The oldest dated copy of the Harar Mawlid compilation in HMML’s collections is from 1729 CE (EMIP 01528), but the tradition is alive and well, as indicated by the presence of a manuscript copy from 1997 CE (EMIP 01758). In addition, three recent copies of Mawlid Sharaf al-ʻĀlamīn were written on the blank, upside-down pages of daily calendars from the 1970s CE; two of the calendars were printed in Ethiopia (EMIP 01437, EMIP 01441) and one in Somalia (EMIP 01440).

EMIP 01440
A manuscript of the Mawlid Sharaf al-ʻĀlamīn texts, copied on the pages of a calendar in 1975 CE. The calendar date appears upside down in Somali, Italian, and English at the bottom of the page. Collection of Sherif Harar City Museum, Harar, Ethiopia. (EMIP 01440, pages 171–172)

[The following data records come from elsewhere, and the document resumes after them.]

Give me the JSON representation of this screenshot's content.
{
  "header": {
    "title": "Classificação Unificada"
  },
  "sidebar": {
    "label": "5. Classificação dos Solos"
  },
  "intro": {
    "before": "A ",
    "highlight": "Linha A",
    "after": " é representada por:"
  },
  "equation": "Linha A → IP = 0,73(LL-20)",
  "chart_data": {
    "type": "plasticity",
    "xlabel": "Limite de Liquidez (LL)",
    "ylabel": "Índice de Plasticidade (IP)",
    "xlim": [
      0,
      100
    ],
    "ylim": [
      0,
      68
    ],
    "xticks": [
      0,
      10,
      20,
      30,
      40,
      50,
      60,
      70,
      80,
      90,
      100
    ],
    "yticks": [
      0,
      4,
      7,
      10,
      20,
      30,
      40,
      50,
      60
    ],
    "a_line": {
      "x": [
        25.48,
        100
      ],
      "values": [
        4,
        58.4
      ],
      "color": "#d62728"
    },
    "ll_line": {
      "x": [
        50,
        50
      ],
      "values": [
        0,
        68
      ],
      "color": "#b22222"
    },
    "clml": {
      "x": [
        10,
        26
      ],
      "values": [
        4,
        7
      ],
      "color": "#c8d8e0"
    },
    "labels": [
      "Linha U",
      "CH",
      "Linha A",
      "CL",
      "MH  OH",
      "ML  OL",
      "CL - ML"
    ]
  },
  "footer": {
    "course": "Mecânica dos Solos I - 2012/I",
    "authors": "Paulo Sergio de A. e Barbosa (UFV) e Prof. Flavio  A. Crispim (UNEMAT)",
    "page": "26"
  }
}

The Harar compilation is just one example of the importance of manuscripts and other books in Mawlid celebrations across the world of Islam, an example that is especially visible in HMML’s global collections. These books, which continue to be produced in very recent decades, are central to the celebration of this important festival and are adapted to the specific needs of each community. In Harar and across the Islamic world, manuscripts tell the story of the Prophet’s birth.

Further Reading:

Gori, Alessandro. “Texts in the Mawlid Collection in Harar: Some First Critical Observations.” African Study Monographs, Suppl. 41, 2010, 51-62.